Existe outro problema com o cgnat, reparem que para efeitos legais, nao existe um ip público para culpar alguém, então o operador tem que sniffar todo o tráfego da rede para conseguir chegar ao utilizador final. Ou, usar outra alternativa.
Claro que no meio deste, existe um lado positivo, eles podem vender um pacote de segurança, e oferecer um IntrusionPreventionSystem, e bloquear na rede worms, sites maliciosos, e tentativas de phishing. Apesar de para isto se concretizar é necessário ter sistemas capazes de fazer check a tudo e conseguir entregar velocidades gigabit. Eu tenho uma unifi dream machine e com o sistema activo tenho um decréscimo de 100mb no upload que passa de 950 para 850.

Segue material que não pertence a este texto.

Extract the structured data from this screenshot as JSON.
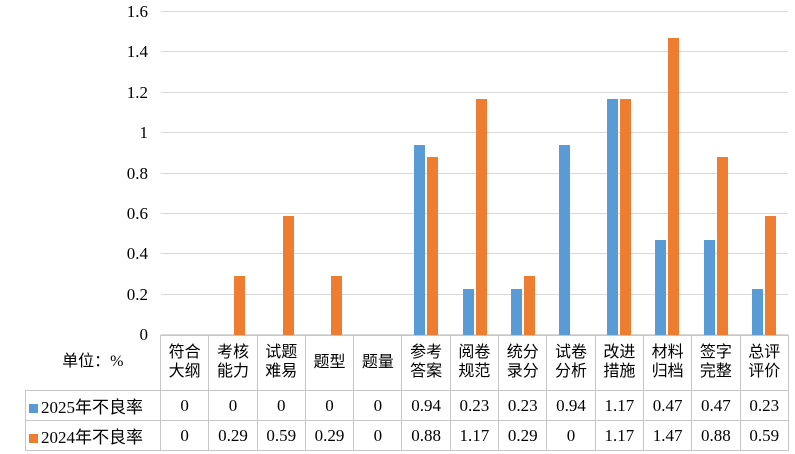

Depois tudo que não lhes agradar e facilmente rejeitado, seja vpn, tráfegos iptv, e fazer check aos cabeçalhos de tráfego que não seja do interesse deles ( apesar de já fazerem isto em clientes marcados ).
E preparem se para verificações captcha, muitos captcha! Porque até o Google vai detectar bastante tráfego do mesmo ip, e vai fazer verificações constantemente. Cloudflare vai ser um pesadelo de captcha também.